His mouth twitched in the faintest smile of approval under the careful blank. “Aye, Ma’am. You’ve my word.”
“Good.” Margaret turned, feeling the sun warm on her shoulders as she looked back toward the old hedge. “I should like fresh flowers for the dining table, too. Sweet peas when they come, and roses enough to fill every empty room if we can coax them.”
Phipps ducked his head. “It’ll be done.”
Margaret tipped her chin higher, meeting the eyes of the boy and the older gardener behind him, as if to say, ‘see, this is ours now.’ “Thank you, gentlemen. I’ll leave you to it.”
She felt Miss Fortune brush against her ankles as she stepped back onto the stone path.
Margaret paused at the end of the row, Miss Fortune circling her hem like a living scrap of midnight. She tipped her face to the sun, breathing in the mingled scents of turned earth and stubborn weeds.
It helped, this small order—a bed tidied, a plan noted. It helped more than she liked to admit. But beneath the quiet flicker of pride warming her chest, something cold coiled stubbornly low in her ribs.
Two days. In two days, she would be back in London. Back under the Dowager Duchess’ hawk-eyed scrutiny and the pressof drawing rooms that would quieten the moment she stepped through the door.
Sebastian had said,I’ll protect you.She believed him, or she wanted to. But his stories of that grand house lingered in her thoughts like a draft through old walls. The late Duke with his clipped praise and colder hands. The Dowager Duchess, who kept every corner perfect and every word sharper than any knife.
And Margaret, the girl who brought ruin trailing behind her like a torn hem, would stand in front of that steel-spined matron and try not to flinch.
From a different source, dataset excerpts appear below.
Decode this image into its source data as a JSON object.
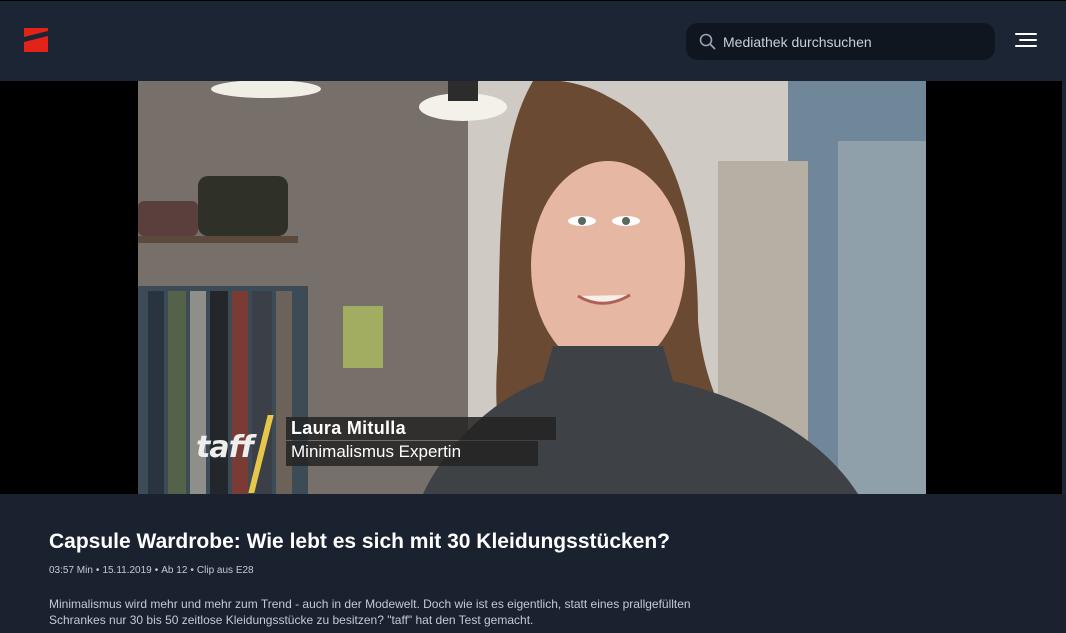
{
  "header": {
    "logo_icon": "prosieben-logo-icon",
    "search": {
      "placeholder": "Mediathek durchsuchen",
      "icon": "search-icon"
    },
    "menu_icon": "hamburger-menu-icon",
    "background": "#1c2533",
    "logo_color": "#e2231a"
  },
  "video": {
    "lower_third": {
      "show_logo": "taff",
      "name": "Laura Mitulla",
      "role": "Minimalismus Expertin",
      "accent": "#e7c64a"
    }
  },
  "clip": {
    "title": "Capsule Wardrobe: Wie lebt es sich mit 30 Kleidungsstücken?",
    "meta": [
      "03:57 Min",
      "15.11.2019",
      "Ab 12",
      "Clip aus E28"
    ],
    "description": "Minimalismus wird mehr und mehr zum Trend - auch in der Modewelt. Doch wie ist es eigentlich, statt eines prallgefüllten Schrankes nur 30 bis 50 zeitlose Kleidungsstücke zu besitzen? \"taff\" hat den Test gemacht."
  }
}
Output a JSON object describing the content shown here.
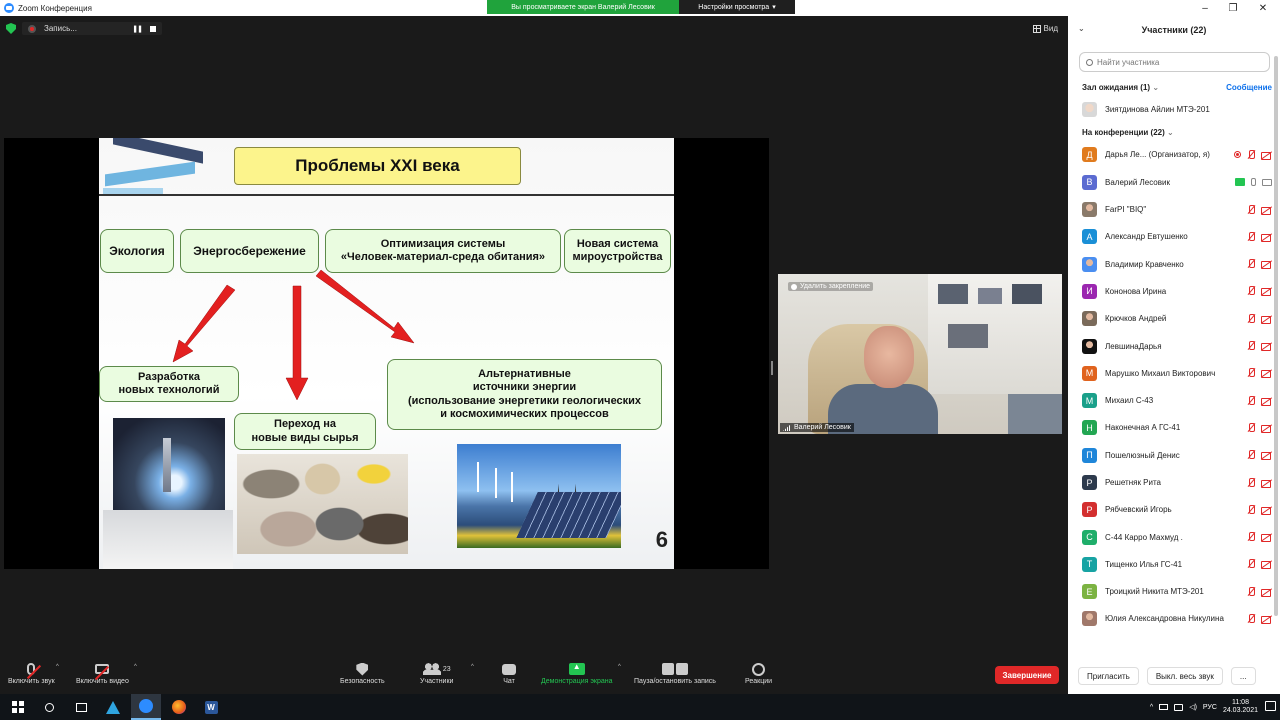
{
  "window": {
    "title": "Zoom Конференция",
    "banner": "Вы просматриваете экран Валерий Лесовик",
    "view_settings": "Настройки просмотра",
    "view_label": "Вид"
  },
  "recording": {
    "label": "Запись..."
  },
  "slide": {
    "title": "Проблемы XXI  века",
    "box_ecology": "Экология",
    "box_energy": "Энергосбережение",
    "box_opt_line1": "Оптимизация системы",
    "box_opt_line2": "«Человек-материал-среда обитания»",
    "box_new_line1": "Новая система",
    "box_new_line2": "мироустройства",
    "box_tech_line1": "Разработка",
    "box_tech_line2": "новых технологий",
    "box_raw_line1": "Переход на",
    "box_raw_line2": "новые виды сырья",
    "box_alt_line1": "Альтернативные",
    "box_alt_line2": "источники энергии",
    "box_alt_line3": "(использование энергетики геологических",
    "box_alt_line4": "и космохимических процессов",
    "slide_number": "6"
  },
  "video": {
    "unpin": "Удалить закрепление",
    "name": "Валерий Лесовик"
  },
  "toolbar": {
    "mute": "Включить звук",
    "video": "Включить видео",
    "security": "Безопасность",
    "participants": "Участники",
    "participants_count": "23",
    "chat": "Чат",
    "share": "Демонстрация экрана",
    "pause_record": "Пауза/остановить запись",
    "reactions": "Реакции",
    "end": "Завершение"
  },
  "panel": {
    "title": "Участники (22)",
    "search_placeholder": "Найти участника",
    "waiting_room": "Зал ожидания (1)",
    "message": "Сообщение",
    "waiting": [
      {
        "name": "Зиятдинова Айлин МТЭ-201"
      }
    ],
    "in_meeting": "На конференции (22)",
    "participants": [
      {
        "initial": "Д",
        "color": "#e07b1e",
        "name": "Дарья Ле... (Организатор, я)"
      },
      {
        "initial": "В",
        "color": "#5b6bd1",
        "name": "Валерий Лесовик"
      },
      {
        "initial": "",
        "color": "#8a7a6a",
        "name": "FarPI \"BIQ\""
      },
      {
        "initial": "А",
        "color": "#1a8fd6",
        "name": "Александр Евтушенко"
      },
      {
        "initial": "",
        "color": "#4a8ef0",
        "name": "Владимир Кравченко"
      },
      {
        "initial": "И",
        "color": "#9b27b0",
        "name": "Кононова Ирина"
      },
      {
        "initial": "",
        "color": "#7a6a5a",
        "name": "Крючков Андрей"
      },
      {
        "initial": "",
        "color": "#111111",
        "name": "ЛевшинаДарья"
      },
      {
        "initial": "М",
        "color": "#e0631e",
        "name": "Марушко Михаил Викторович"
      },
      {
        "initial": "М",
        "color": "#1aa08a",
        "name": "Михаил С-43"
      },
      {
        "initial": "Н",
        "color": "#22a652",
        "name": "Наконечная А ГС-41"
      },
      {
        "initial": "П",
        "color": "#1f86d9",
        "name": "Пошелюзный Денис"
      },
      {
        "initial": "Р",
        "color": "#2d3a4d",
        "name": "Решетняк Рита"
      },
      {
        "initial": "Р",
        "color": "#d32f2f",
        "name": "Рябчевский Игорь"
      },
      {
        "initial": "С",
        "color": "#1fae6a",
        "name": "С-44 Карро Махмуд ."
      },
      {
        "initial": "Т",
        "color": "#17a3a3",
        "name": "Тищенко Илья ГС-41"
      },
      {
        "initial": "Е",
        "color": "#7cb342",
        "name": "Троицкий Никита МТЭ-201"
      },
      {
        "initial": "",
        "color": "#a0786a",
        "name": "Юлия Александровна Никулина"
      }
    ],
    "invite": "Пригласить",
    "mute_all": "Выкл. весь звук",
    "more": "..."
  },
  "taskbar": {
    "lang": "РУС",
    "time": "11:08",
    "date": "24.03.2021"
  },
  "colors": {
    "zoom_blue": "#2d8cff",
    "share_green": "#20a33c",
    "end_red": "#e02828",
    "slide_yellow": "#fcf48c",
    "slide_green": "#eafce0",
    "arrow_red": "#e32020"
  }
}
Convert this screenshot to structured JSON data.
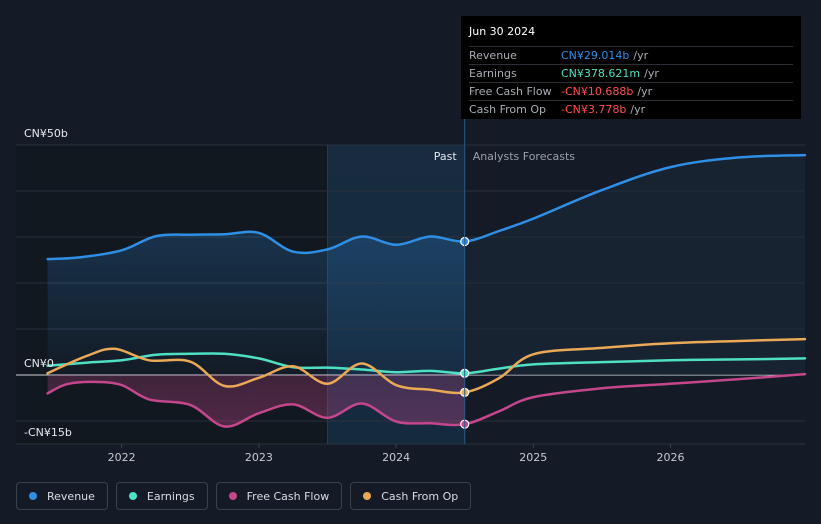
{
  "chart_data": {
    "type": "line",
    "y_axis_labels": [
      {
        "text": "CN¥50b",
        "value": 50
      },
      {
        "text": "CN¥0",
        "value": 0
      },
      {
        "text": "-CN¥15b",
        "value": -15
      }
    ],
    "ylim": [
      -15,
      50
    ],
    "x_ticks": [
      {
        "label": "2022",
        "value": 2022
      },
      {
        "label": "2023",
        "value": 2023
      },
      {
        "label": "2024",
        "value": 2024
      },
      {
        "label": "2025",
        "value": 2025
      },
      {
        "label": "2026",
        "value": 2026
      }
    ],
    "xlim": [
      2021.23,
      2026.98
    ],
    "past_label": "Past",
    "forecast_label": "Analysts Forecasts",
    "divider_x": 2024.5,
    "highlight_start": 2023.5,
    "series": [
      {
        "name": "Revenue",
        "color": "#2f8fe6",
        "points": [
          [
            2021.46,
            25.2
          ],
          [
            2021.7,
            25.6
          ],
          [
            2022.0,
            27.1
          ],
          [
            2022.25,
            30.2
          ],
          [
            2022.5,
            30.5
          ],
          [
            2022.75,
            30.6
          ],
          [
            2023.0,
            30.9
          ],
          [
            2023.25,
            26.8
          ],
          [
            2023.5,
            27.3
          ],
          [
            2023.75,
            30.1
          ],
          [
            2024.0,
            28.3
          ],
          [
            2024.25,
            30.1
          ],
          [
            2024.5,
            29.014
          ],
          [
            2024.75,
            31.3
          ],
          [
            2025.0,
            34.0
          ],
          [
            2025.5,
            40.2
          ],
          [
            2026.0,
            45.2
          ],
          [
            2026.5,
            47.3
          ],
          [
            2026.98,
            47.8
          ]
        ],
        "forecast_from": 2024.5
      },
      {
        "name": "Earnings",
        "color": "#4fe0c4",
        "points": [
          [
            2021.46,
            2.0
          ],
          [
            2021.75,
            2.7
          ],
          [
            2022.0,
            3.2
          ],
          [
            2022.25,
            4.4
          ],
          [
            2022.5,
            4.6
          ],
          [
            2022.75,
            4.6
          ],
          [
            2023.0,
            3.6
          ],
          [
            2023.25,
            1.7
          ],
          [
            2023.5,
            1.6
          ],
          [
            2023.75,
            1.2
          ],
          [
            2024.0,
            0.6
          ],
          [
            2024.25,
            0.9
          ],
          [
            2024.5,
            0.379
          ],
          [
            2024.75,
            1.4
          ],
          [
            2025.0,
            2.3
          ],
          [
            2025.5,
            2.8
          ],
          [
            2026.0,
            3.2
          ],
          [
            2026.5,
            3.4
          ],
          [
            2026.98,
            3.6
          ]
        ],
        "forecast_from": 2024.5
      },
      {
        "name": "Free Cash Flow",
        "color": "#c4468c",
        "points": [
          [
            2021.46,
            -4.0
          ],
          [
            2021.6,
            -2.0
          ],
          [
            2021.8,
            -1.5
          ],
          [
            2022.0,
            -2.2
          ],
          [
            2022.2,
            -5.3
          ],
          [
            2022.5,
            -6.5
          ],
          [
            2022.75,
            -11.2
          ],
          [
            2023.0,
            -8.3
          ],
          [
            2023.25,
            -6.4
          ],
          [
            2023.5,
            -9.3
          ],
          [
            2023.75,
            -6.2
          ],
          [
            2024.0,
            -10.1
          ],
          [
            2024.25,
            -10.5
          ],
          [
            2024.5,
            -10.688
          ],
          [
            2024.75,
            -7.9
          ],
          [
            2025.0,
            -4.8
          ],
          [
            2025.5,
            -2.9
          ],
          [
            2026.0,
            -1.9
          ],
          [
            2026.5,
            -0.9
          ],
          [
            2026.98,
            0.2
          ]
        ],
        "forecast_from": 2024.5
      },
      {
        "name": "Cash From Op",
        "color": "#e9a957",
        "points": [
          [
            2021.46,
            0.4
          ],
          [
            2021.75,
            4.2
          ],
          [
            2021.95,
            5.7
          ],
          [
            2022.2,
            3.2
          ],
          [
            2022.5,
            2.9
          ],
          [
            2022.75,
            -2.4
          ],
          [
            2023.0,
            -0.6
          ],
          [
            2023.25,
            1.9
          ],
          [
            2023.5,
            -1.9
          ],
          [
            2023.75,
            2.5
          ],
          [
            2024.0,
            -2.2
          ],
          [
            2024.25,
            -3.2
          ],
          [
            2024.5,
            -3.778
          ],
          [
            2024.75,
            -0.7
          ],
          [
            2025.0,
            4.5
          ],
          [
            2025.5,
            5.9
          ],
          [
            2026.0,
            6.9
          ],
          [
            2026.5,
            7.4
          ],
          [
            2026.98,
            7.8
          ]
        ],
        "forecast_from": 2024.5
      }
    ]
  },
  "tooltip": {
    "date": "Jun 30 2024",
    "rows": [
      {
        "label": "Revenue",
        "value": "CN¥29.014b",
        "unit": "/yr",
        "color": "#2f8fe6"
      },
      {
        "label": "Earnings",
        "value": "CN¥378.621m",
        "unit": "/yr",
        "color": "#4fe0c4"
      },
      {
        "label": "Free Cash Flow",
        "value": "-CN¥10.688b",
        "unit": "/yr",
        "color": "#ff4d4d"
      },
      {
        "label": "Cash From Op",
        "value": "-CN¥3.778b",
        "unit": "/yr",
        "color": "#ff4d4d"
      }
    ]
  },
  "legend": [
    {
      "label": "Revenue",
      "color": "#2f8fe6"
    },
    {
      "label": "Earnings",
      "color": "#4fe0c4"
    },
    {
      "label": "Free Cash Flow",
      "color": "#c4468c"
    },
    {
      "label": "Cash From Op",
      "color": "#e9a957"
    }
  ]
}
She plucked at her glove absently, mind drifting back to her half-tamed reflection in the guest mirror that morning. A duchess now, they said. The staff bowed and called her Your Grace, and they obeyed her word in the garden, but inside the parlors and drawing rooms of London, there were eyes sharper than shears. And the Dowager’s were the sharpest of them all.
CHAPTER 16
Margaret had not meant to stray so far. Truly, she had not. The day had begun to end with a gentle sun—a soft, deceiving warmth that slipped across the walled gardens and promised a quiet sunset among the hedges while Jenny fetched her writing case from the morning parlor, the small blue one she always kept near, stuffed with estate notes and last week’s letters from Cecily.
The roses were not quite tamed yet. Margaret drifted from bed to bed, plucking spent heads between thumb and forefinger, tracing the climbing runners that needed new ties. The air smelled of wet earth and unopened buds. Each step further from the house made her chest ease just a fraction, as if the wide grounds might stretch the tight coil at her ribs.
Miss Fortune, who ought to have been napping by the kitchen hearth, had sprung up the moment Jenny left, tail flicking like a banner of mischief. No sooner had Margaret turned to peer at a drooping rose than the little black creature vanished through the gooseberry hedge in a flash of whiskers and bright green eyes.